Favoriete stekkie: „Zolang er maar geen elektriciteit is”
Wat maakt een camperplaats geschikt? De wensen en de eisen lopen uiteen. „Als de ondergrond maar hard genoeg is, vind ik het best”, zegt een camperaar niet al te romantisch. Marleen en Arie Schoones uit Vlissingen stellen andere eisen: „Zolang er maar geen elektriciteit is. Dan blijft het namelijk lekker rustig. Dit plaatsje hier aan de Linge is trouwens schitterend. Lekker uit het zicht, mooi rustig, pal naast een riviertje. Kan niet beter.” Dat komt overeen met de mening van Alex Kwakernaak van recreatieschap Uiterwaarde, die het stekkie aan de Linge een van de mooiste camperplaatsen van ons land noemt. Erik Zindel is erg te spreken over camperplaats De Stekkenkamp in Ommen. „Midden in de natuur. Heerlijk stil. En je staat vlak naast een hooimijt. Schitterend.”
„Vrijheid is het sleutelwoord”
Klokslag twee uur parkeren Marleen en Arie Schoones uit Vlissingen hun camper op recreatieterrein Galgenwaard in Oosterwijk.
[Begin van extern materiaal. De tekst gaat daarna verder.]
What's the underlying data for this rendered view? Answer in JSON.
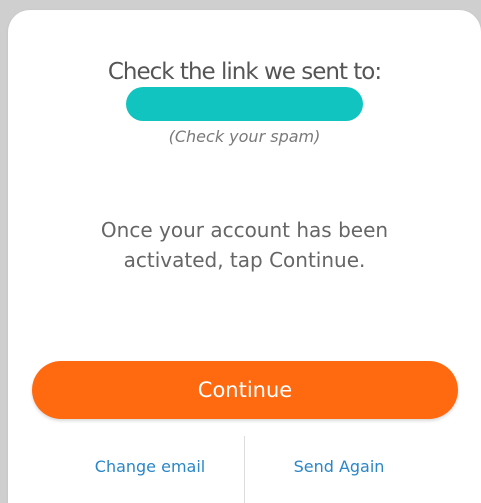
{
  "dialog": {
    "title": "Check the link we sent to:",
    "spam_note": "(Check your spam)",
    "instructions": "Once your account has been activated, tap Continue.",
    "continue_label": "Continue",
    "change_email_label": "Change email",
    "send_again_label": "Send Again"
  },
  "colors": {
    "accent_teal": "#11c4bf",
    "primary_orange": "#ff6a10",
    "link_blue": "#2a86c6"
  }
}
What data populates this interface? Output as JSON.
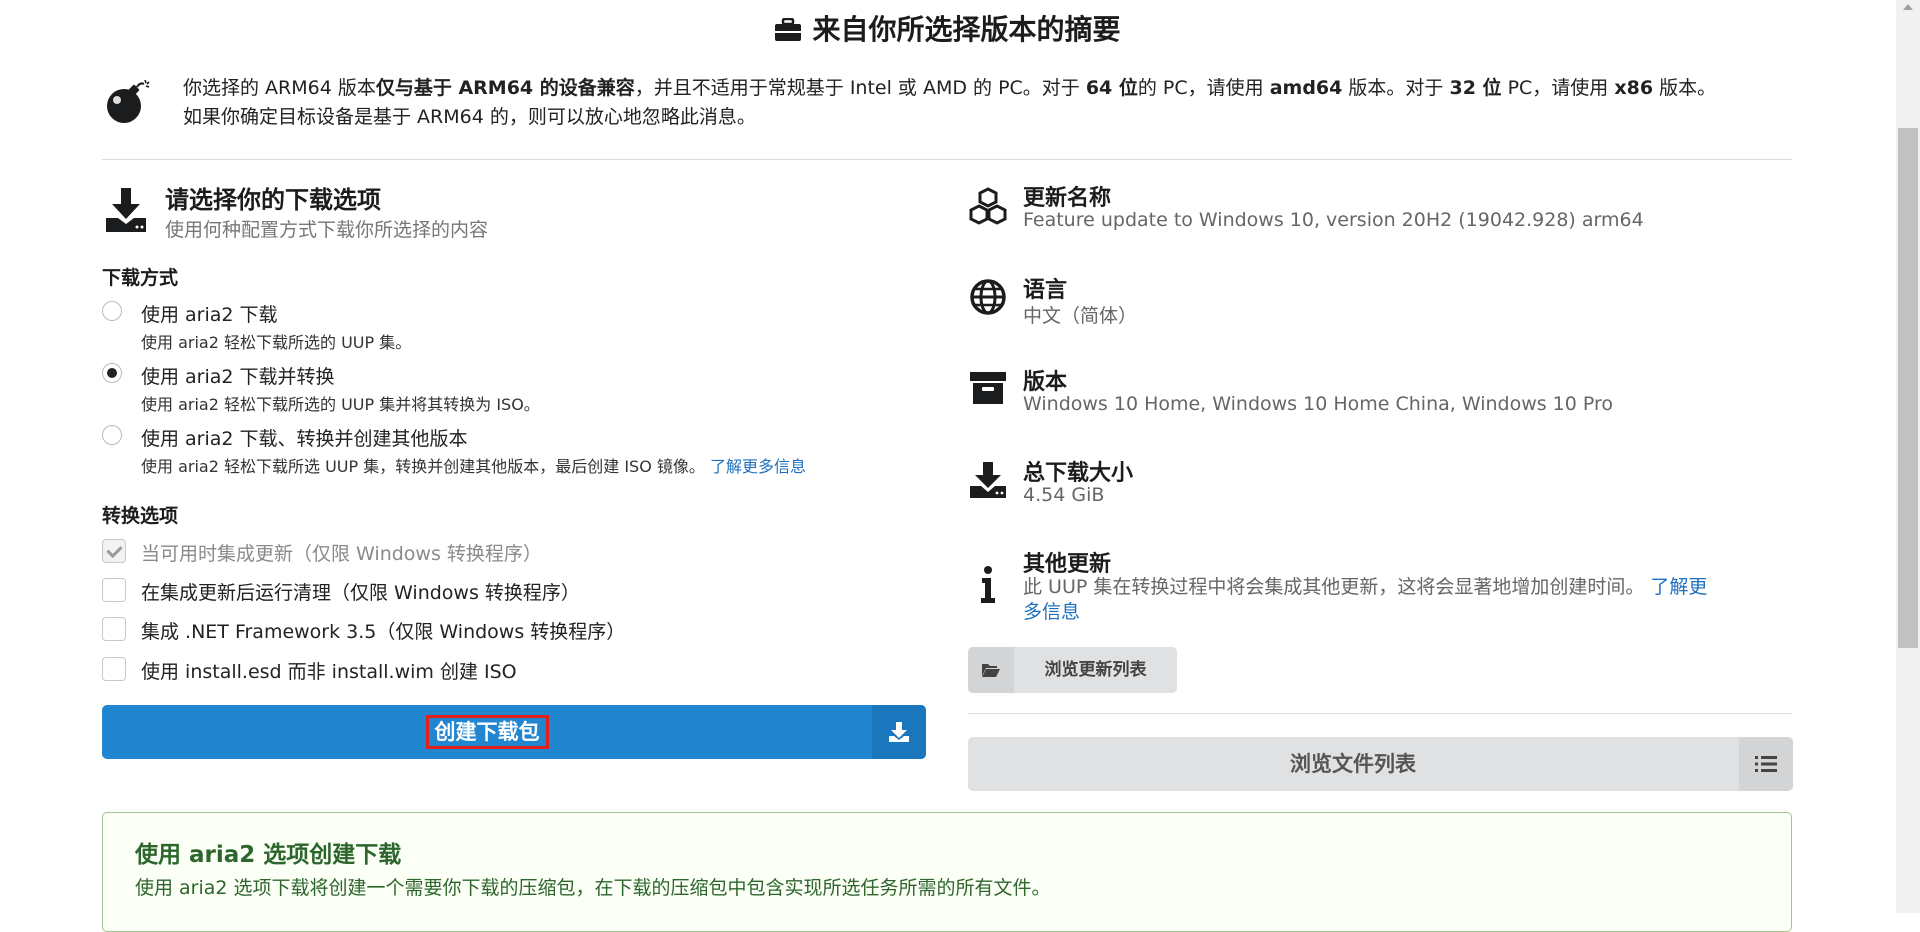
{
  "header": {
    "title": "来自你所选择版本的摘要",
    "icon": "briefcase-icon"
  },
  "warning": {
    "icon": "bomb-icon",
    "line1": [
      {
        "t": "你选择的 ARM64 版本",
        "b": false
      },
      {
        "t": "仅与基于 ARM64 的设备兼容",
        "b": true
      },
      {
        "t": "，并且不适用于常规基于 Intel 或 AMD 的 PC。对于 ",
        "b": false
      },
      {
        "t": "64 位",
        "b": true
      },
      {
        "t": "的 PC，请使用 ",
        "b": false
      },
      {
        "t": "amd64",
        "b": true
      },
      {
        "t": " 版本。对于 ",
        "b": false
      },
      {
        "t": "32 位",
        "b": true
      },
      {
        "t": " PC，请使用 ",
        "b": false
      },
      {
        "t": "x86",
        "b": true
      },
      {
        "t": " 版本。",
        "b": false
      }
    ],
    "line2": "如果你确定目标设备是基于 ARM64 的，则可以放心地忽略此消息。"
  },
  "download_section": {
    "icon": "download-tray-icon",
    "title": "请选择你的下载选项",
    "subtitle": "使用何种配置方式下载你所选择的内容",
    "method_label": "下载方式",
    "options": [
      {
        "label": "使用 aria2 下载",
        "desc": "使用 aria2 轻松下载所选的 UUP 集。",
        "selected": false
      },
      {
        "label": "使用 aria2 下载并转换",
        "desc": "使用 aria2 轻松下载所选的 UUP 集并将其转换为 ISO。",
        "selected": true
      },
      {
        "label": "使用 aria2 下载、转换并创建其他版本",
        "desc": "使用 aria2 轻松下载所选 UUP 集，转换并创建其他版本，最后创建 ISO 镜像。",
        "link": "了解更多信息",
        "selected": false
      }
    ],
    "conversion_label": "转换选项",
    "checks": [
      {
        "label": "当可用时集成更新（仅限 Windows 转换程序）",
        "checked": true,
        "disabled": true
      },
      {
        "label": "在集成更新后运行清理（仅限 Windows 转换程序）",
        "checked": false
      },
      {
        "label": "集成 .NET Framework 3.5（仅限 Windows 转换程序）",
        "checked": false
      },
      {
        "label": "使用 install.esd 而非 install.wim 创建 ISO",
        "checked": false
      }
    ],
    "create_button": "创建下载包"
  },
  "info": {
    "update_name": {
      "title": "更新名称",
      "value": "Feature update to Windows 10, version 20H2 (19042.928) arm64",
      "icon": "cubes-icon"
    },
    "language": {
      "title": "语言",
      "value": "中文（简体）",
      "icon": "globe-icon"
    },
    "edition": {
      "title": "版本",
      "value": "Windows 10 Home, Windows 10 Home China, Windows 10 Pro",
      "icon": "archive-icon"
    },
    "size": {
      "title": "总下载大小",
      "value": "4.54 GiB",
      "icon": "download-icon"
    },
    "additional": {
      "title": "其他更新",
      "value1": "此 UUP 集在转换过程中将会集成其他更新，这将会显著地增加创建时间。",
      "link1": "了解更",
      "link2": "多信息",
      "icon": "info-icon"
    },
    "browse_updates": "浏览更新列表",
    "browse_files": "浏览文件列表"
  },
  "success": {
    "title": "使用 aria2 选项创建下载",
    "text": "使用 aria2 选项下载将创建一个需要你下载的压缩包，在下载的压缩包中包含实现所选任务所需的所有文件。"
  },
  "colors": {
    "primary": "#2185d0",
    "link": "#1e70bf",
    "success": "#2c662d",
    "highlight": "#e0201b"
  }
}
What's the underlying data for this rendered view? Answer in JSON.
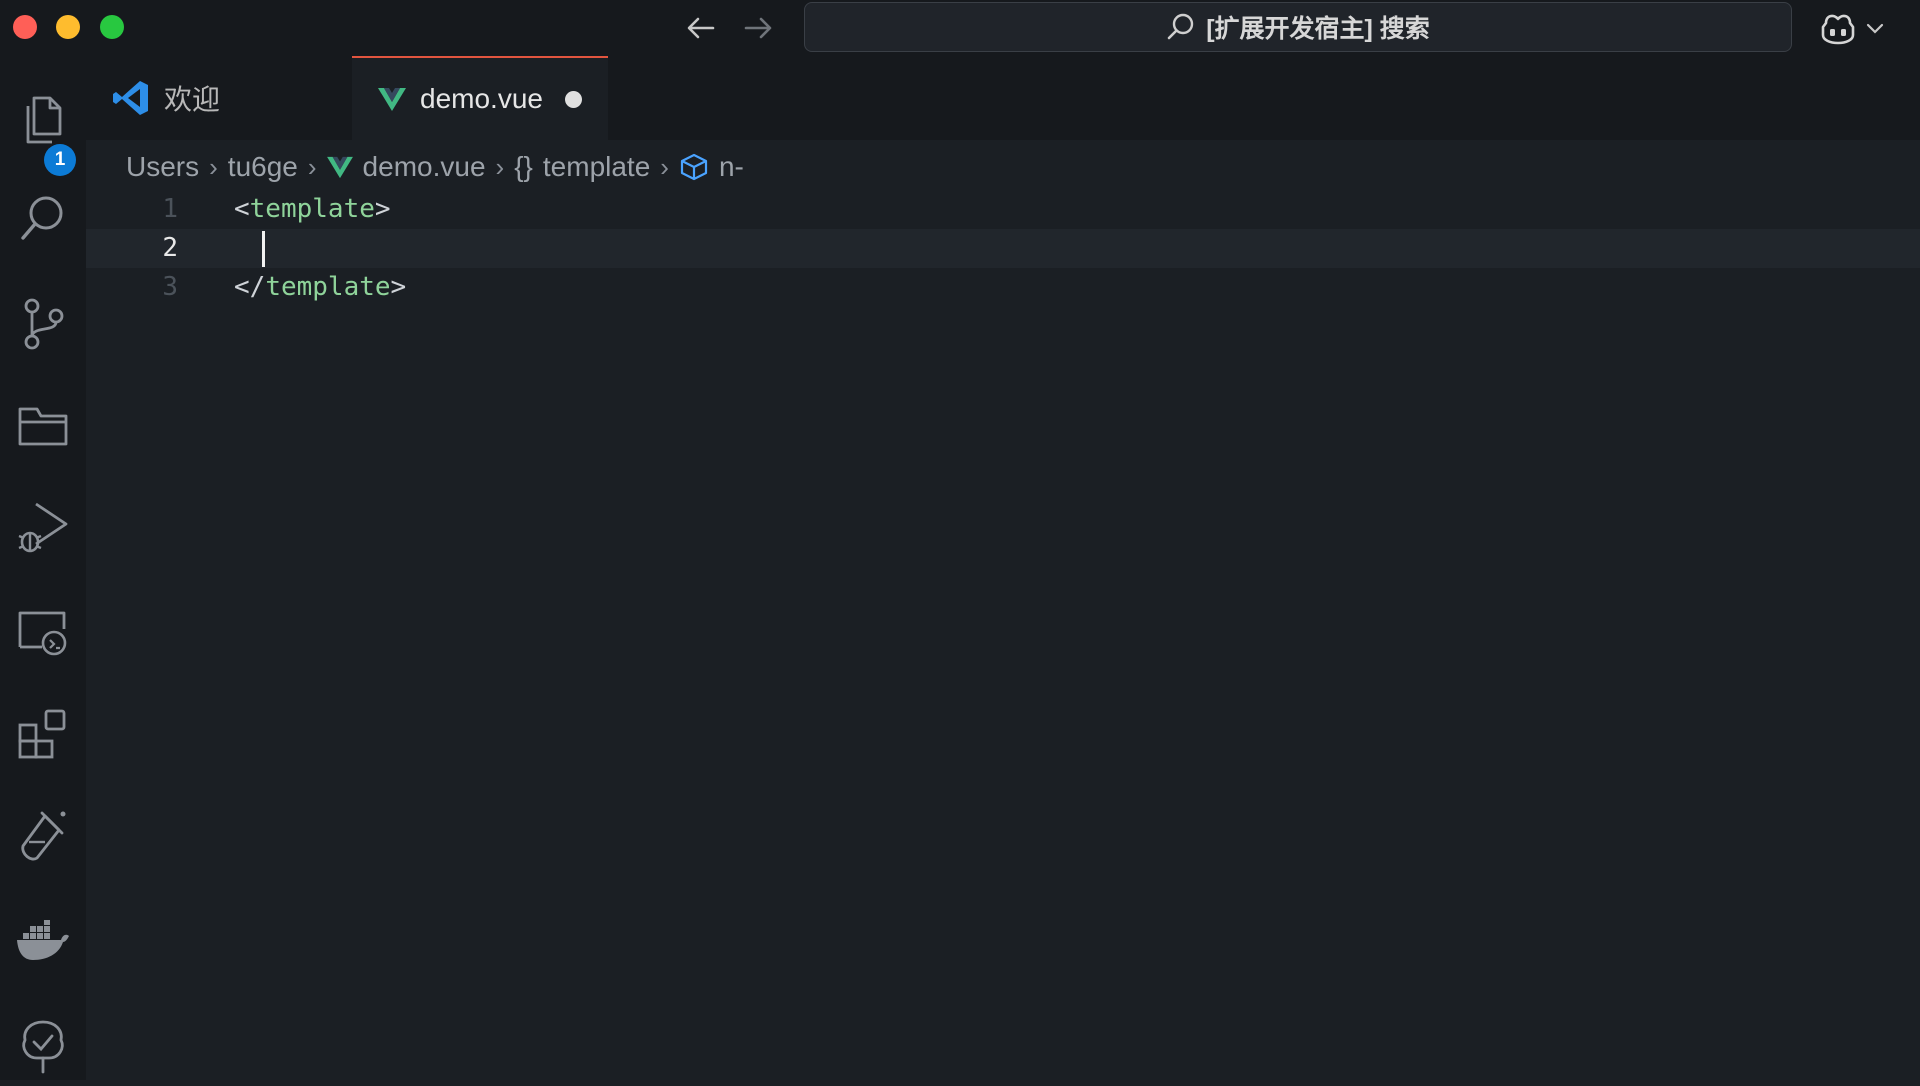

Arie zet de fietsen tegen een boom en installeert zich met zijn lectuur in het zonnetje. „Mijn vakantie is begonnen.” Als Marleen even later voor koffie zorgt, is zijn geluk compleet. Arie Schoones: „We blijven hier twee nachten. Doen we een keer of acht per jaar, zo’n kort uitstapje in eigen land. Even ertussenuit. Met de fiets de omgeving verkennen, vissen, ergens een bakje koffie drinken, heerlijk. Nee, ergens eten doen we zelden. We koken zelf; dat houdt het betaalbaar. Wat dit zo leuk maakt? De enorme vrijheid. Van ons hoeven die campings niet zo. Dan betaal je voor dingen die je niet nodig hebt en zit gelijk aan allerlei verplichtingen vast. Dit is lekker ongedwongen. Een beetje vrijbuiteren.”
Daar is Erik Zindel het helemaal mee eens. De VVV-directeur is ‘slachtoffer’ van zijn beroep. „Toen ik op zoek was naar geschikte camperplaatsen, werd ik aangestoken door het campervirus. Daarvoor trok ik er altijd opuit met de caravan. Vrijheid is bij de camper het sleutelwoord. Je stapt in en je bént op vakantie. En als je ergens aankomt, ben je meteen gesetteld. Je staat stil, haalt de sleutel uit het contactslot en bent klaar. Geen getob meer met een tent. Dit is voor mij de ideale vakantie.”